Author Name : Parvathi R, A. Agalya, Ayesha Taranum
Copyright: ©2025 | Pages: 35
DOI: 10.71443/9789349552043-09
Received: 26/07/2025 Accepted: 16/10/2025 Published: 18/11/2025
Anomaly detection in system logs is a critical task for maintaining the integrity, security, and performance of modern computing systems. Traditional methods for detecting anomalies in system logs often struggle with the complexities of sequential and time-dependent data. This chapter explores the application of Long Short-Term Memory (LSTM) networks, a powerful class of Recurrent Neural Networks (RNNs), for detecting temporal anomalies in system logs. LSTMs are capable of learning long-term dependencies within sequential data, making them highly effective at identifying complex, time-dependent patterns that signify anomalous events. However, the inherent black-box nature of LSTM models poses challenges for interpretability and transparency, which are crucial for real-world applications, especially in domains requiring high accountability, such as cybersecurity and system monitoring. To address this challenge, the chapter also examines the integration of LSTM-based anomaly detection with rule-based systems, offering a hybrid approach that combines the predictive power of deep learning with the transparency and explainability of traditional rule-based methods. By leveraging activation mapping, feature attribution, and time-series decomposition, the chapter demonstrates how LSTM models can be made more interpretable, enabling users to trace and validate the model’s decisions. The integration of these techniques ensures not only the high accuracy of anomaly detection but also provides actionable insights and clearer explanations for system administrators and security analysts. The chapter discusses the advantages and limitations of LSTM models in anomaly detection, emphasizing their ability to adapt to evolving log data while providing robust, real-time monitoring capabilities. Furthermore, it outlines future research directions for enhancing model transparency and interpretability, focusing on the development of hybrid approaches that balance performance and explainability. This work offers a comprehensive framework for utilizing LSTMs in complex, high-dimensional log data environments, paving the way for more reliable and explainable anomaly detection systems in critical infrastructures.
Anomaly detection in system logs is an essential task for ensuring the proper functioning, security, and reliability of modern computing systems [1]. System logs, which chronicle a series of time-stamped events, provide insights into the operations and behaviors of a system [2]. These logs are invaluable for identifying irregularities that could indicate system failures, security breaches, or performance degradation [3]. As computing systems grow more complex, the volume of log data has increased significantly, making manual or rule-based approaches insufficient for detecting anomalies in real-time. Anomalies in system logs are often subtle and evolve over time, requiring models that can effectively capture long-term dependencies and sequential patterns [4]. Traditional methods, such as statistical techniques and rule-based systems, struggle with these complex, time-dependent structures, and they fail to adapt quickly to the dynamic nature of modern systems [5].

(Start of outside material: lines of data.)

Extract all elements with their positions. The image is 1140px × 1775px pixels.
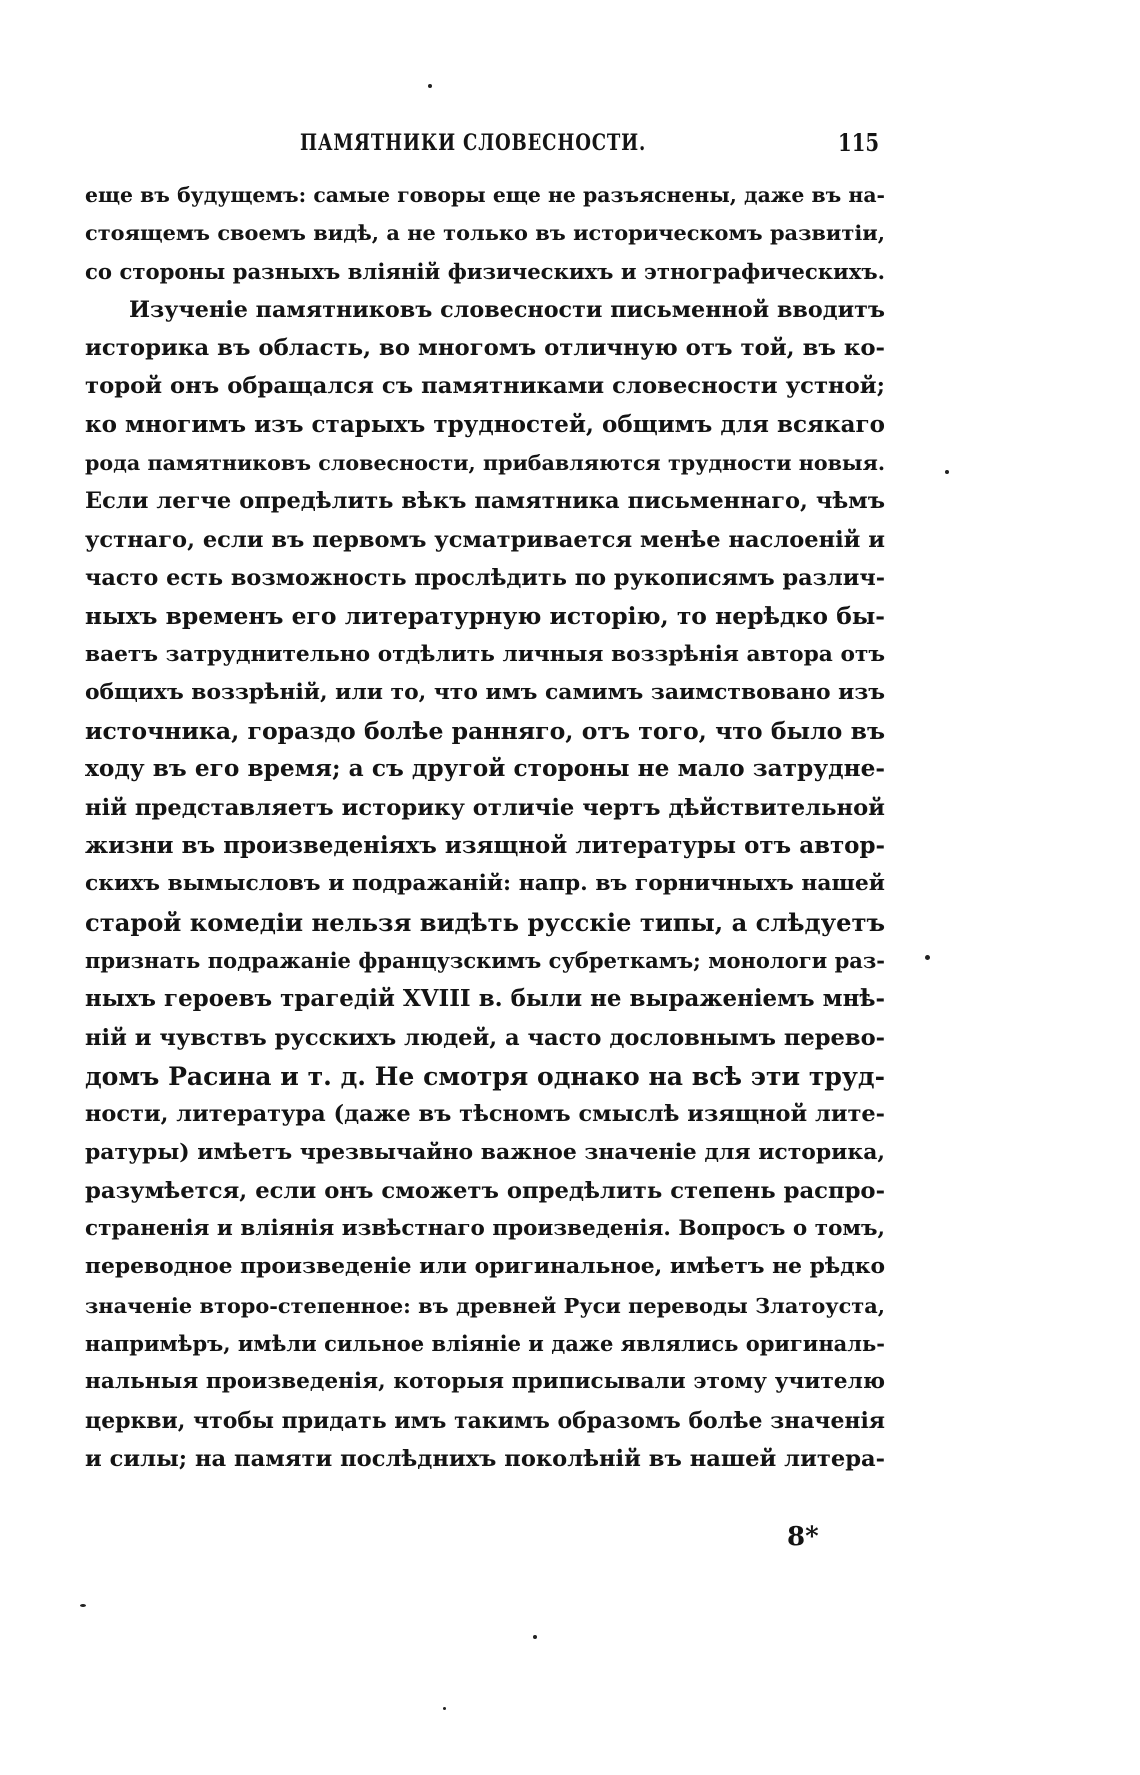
body-text — [85, 176, 885, 1478]
text-line: Изученіе памятниковъ словесности письменной вводитъ — [129, 296, 885, 323]
text-line: ній и чувствъ русскихъ людей, а часто дословнымъ перево- — [85, 1024, 885, 1051]
text-line: ходу въ его время; а съ другой стороны не мало затрудне- — [85, 755, 885, 783]
text-line: церкви, чтобы придать имъ такимъ образомъ болѣе значенія — [85, 1407, 885, 1434]
text-line: общихъ воззрѣній, или то, что имъ самимъ заимствовано изъ — [85, 679, 885, 705]
text-line: разумѣется, если онъ сможетъ опредѣлить степень распро- — [85, 1177, 885, 1204]
text-line: страненія и вліянія извѣстнаго произведенія. Вопросъ о томъ, — [85, 1216, 885, 1242]
text-line: ныхъ героевъ трагедій XVIII в. были не выраженіемъ мнѣ- — [85, 985, 885, 1013]
text-line: признать подражаніе французскимъ субреткамъ; монологи раз- — [85, 947, 885, 973]
scan-speck — [533, 1635, 537, 1639]
text-line: ныхъ временъ его литературную исторію, то нерѣдко бы- — [85, 602, 885, 631]
text-line: историка въ область, во многомъ отличную отъ той, въ ко- — [85, 335, 885, 362]
text-line: ній представляетъ историку отличіе чертъ дѣйствительной — [85, 794, 885, 821]
text-line: торой онъ обращался съ памятниками словесности устной; — [85, 373, 885, 400]
page-number: 115 — [838, 128, 880, 157]
scan-speck — [945, 470, 949, 474]
text-line: стоящемъ своемъ видѣ, а не только въ историческомъ развитіи, — [85, 220, 885, 246]
text-line: значеніе второ-степенное: въ древней Руси переводы Златоуста, — [85, 1292, 885, 1318]
text-line: скихъ вымысловъ и подражаній: напр. въ горничныхъ нашей — [85, 871, 885, 897]
scan-speck — [443, 1707, 446, 1710]
text-line: Если легче опредѣлить вѣкъ памятника письменнаго, чѣмъ — [85, 488, 885, 515]
signature-mark: 8* — [787, 1522, 819, 1552]
scan-speck — [428, 84, 432, 88]
text-line: переводное произведеніе или оригинальное, имѣетъ не рѣдко — [85, 1254, 885, 1280]
scan-speck — [925, 955, 930, 960]
text-line: старой комедіи нельзя видѣть русскіе типы, а слѣдуетъ — [85, 907, 885, 937]
text-line: нальныя произведенія, которыя приписывали этому учителю — [85, 1369, 885, 1395]
text-line: со стороны разныхъ вліяній физическихъ и этнографическихъ. — [85, 258, 885, 284]
running-title: ПАМЯТНИКИ СЛОВЕСНОСТИ. — [300, 130, 647, 156]
text-line: часто есть возможность прослѣдить по рукописямъ различ- — [85, 564, 885, 591]
scan-speck — [80, 1604, 86, 1607]
text-line: устнаго, если въ первомъ усматривается менѣе наслоеній и — [85, 526, 885, 553]
text-line: источника, гораздо болѣе ранняго, отъ того, что было въ — [85, 717, 885, 746]
text-line: ваетъ затруднительно отдѣлить личныя воззрѣнія автора отъ — [85, 641, 885, 667]
text-line: домъ Расина и т. д. Не смотря однако на всѣ эти труд- — [85, 1060, 885, 1091]
text-line: ко многимъ изъ старыхъ трудностей, общимъ для всякаго — [85, 410, 885, 438]
text-line: ности, литература (даже въ тѣсномъ смыслѣ изящной лите- — [85, 1101, 885, 1128]
text-line: еще въ будущемъ: самые говоры еще не разъяснены, даже въ на- — [85, 183, 885, 207]
text-line: ратуры) имѣетъ чрезвычайно важное значеніе для историка, — [85, 1139, 885, 1166]
text-line: жизни въ произведеніяхъ изящной литературы отъ автор- — [85, 832, 885, 860]
text-line: рода памятниковъ словесности, прибавляются трудности новыя. — [85, 451, 885, 476]
text-line: и силы; на памяти послѣднихъ поколѣній въ нашей литера- — [85, 1445, 885, 1472]
text-line: напримѣръ, имѣли сильное вліяніе и даже являлись оригиналь- — [85, 1330, 885, 1356]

In recent years, Long Short-Term Memory (LSTM) networks, a specialized form of Recurrent Neural Networks (RNNs), have shown considerable promise for sequential anomaly detection, particularly in time-series data [6]. LSTMs are designed to learn temporal dependencies by maintaining an internal memory of past events, which allows them to recognize patterns over long time spans [7]. This is crucial for detecting anomalies that may not be immediately obvious in short-term data but develop over extended periods, such as performance degradation or gradual security breaches [8]. Their ability to retain important information across many time steps enables LSTMs to model the complex relationships within system logs, which often consist of sequences of events that build upon each other [9]. Thus, LSTMs offer a powerful tool for identifying complex, time-dependent anomalies that would be difficult for traditional anomaly detection methods to capture [10].
LSTM models are often considered 'black boxes' due to their lack of interpretability [11]. While they excel at pattern recognition, LSTMs do not inherently provide explanations for their decisions [12]. In mission-critical systems such as cybersecurity or system performance monitoring, understanding why an anomaly is flagged is essential for decision-making and trust [13]. Analysts and operators need to know not only that an anomaly has occurred but also the rationale behind its detection [14]. This lack of transparency can hinder the adoption of LSTM-based models in practical applications, where trust and explainability are vital for regulatory compliance and operational accountability. Thus, improving the interpretability of LSTM-based anomaly detection is a significant challenge in deploying these models effectively [15].